Appendix – Crimean and Ukrainian Context
Enforced disappearances have unfortunately returned to the agenda over the last few years. Crimea was annexed by the Russian Federation in 2014, which was followed by the military intervention of Russia with the support of the “Crimean self-defense” paramilitary groups. The President of the Russian Federation, Vladimir Putin, stated that he took the decision to “start working on the return of Crimea to the Russian Federation” on February 23, 2014. After the dissolution of the Parliament of Crimea, the Supreme Council of the Autonomous Republic of Crimea and Sevastopol City Council adopted a joint Declaration of Independence stating that Crimea and Sevastopol will unite to form a sovereign state (“Republic of Crimea”) independent from Ukraine and seek integration into the Russian Federation if the Crimean residents vote to join the Russian Federation at the upcoming referendum. After the referendum, the Russian Federation and the “Republic of Crimea” signed a “treaty of accession” on March 18, 2014.

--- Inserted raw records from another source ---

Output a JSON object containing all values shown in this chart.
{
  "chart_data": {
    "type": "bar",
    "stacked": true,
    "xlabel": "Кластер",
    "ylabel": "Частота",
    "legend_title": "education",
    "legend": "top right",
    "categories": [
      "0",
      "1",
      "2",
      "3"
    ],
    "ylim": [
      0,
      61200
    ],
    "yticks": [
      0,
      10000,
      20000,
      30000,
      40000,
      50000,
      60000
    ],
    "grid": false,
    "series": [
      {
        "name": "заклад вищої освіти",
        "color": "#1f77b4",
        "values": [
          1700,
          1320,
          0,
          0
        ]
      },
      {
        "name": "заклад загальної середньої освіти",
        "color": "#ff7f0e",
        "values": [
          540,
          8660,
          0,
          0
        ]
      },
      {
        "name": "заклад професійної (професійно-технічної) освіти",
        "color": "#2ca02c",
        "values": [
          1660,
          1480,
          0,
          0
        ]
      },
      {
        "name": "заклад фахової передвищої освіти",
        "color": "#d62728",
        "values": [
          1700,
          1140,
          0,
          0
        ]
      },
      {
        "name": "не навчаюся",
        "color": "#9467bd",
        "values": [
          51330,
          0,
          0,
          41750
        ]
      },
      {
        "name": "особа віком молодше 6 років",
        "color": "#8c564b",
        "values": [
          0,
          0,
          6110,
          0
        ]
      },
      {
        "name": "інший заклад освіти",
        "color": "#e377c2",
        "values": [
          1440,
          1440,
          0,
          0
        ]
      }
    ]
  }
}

Against this backdrop, began the imposition of Russian Federation citizenship on the residents of Crimea and a massive wave of violence against pro-Ukrainian, Maidan, and Crimean Tatar activists. Meanwhile, the Mejlis, which is as a self-governing institution of the Crimean Tatar population, was closed down in a wave of oppression against its supporters. Enforced disappearances, along with other forms of oppression, torture and ill-treatment, began to appear on the political scene. According to the report of the Office of the United Nations High Commissioner for Human Rights, there are 10 cases of persons, all men, who disappeared and are still missing; six of them are Crimean Tatars, three ethnic Ukrainians and one Russian- Tatar. Seven of them went missing in 2014, two in 2015 and one in 2016. This tragic reoccurrence of the phenomenon of enforced disappearances, once again, proves the crucial necessity of dealing with state crimes, atrocities and impunity as it demonstrates par excellence the endless repetition if not dealt properly.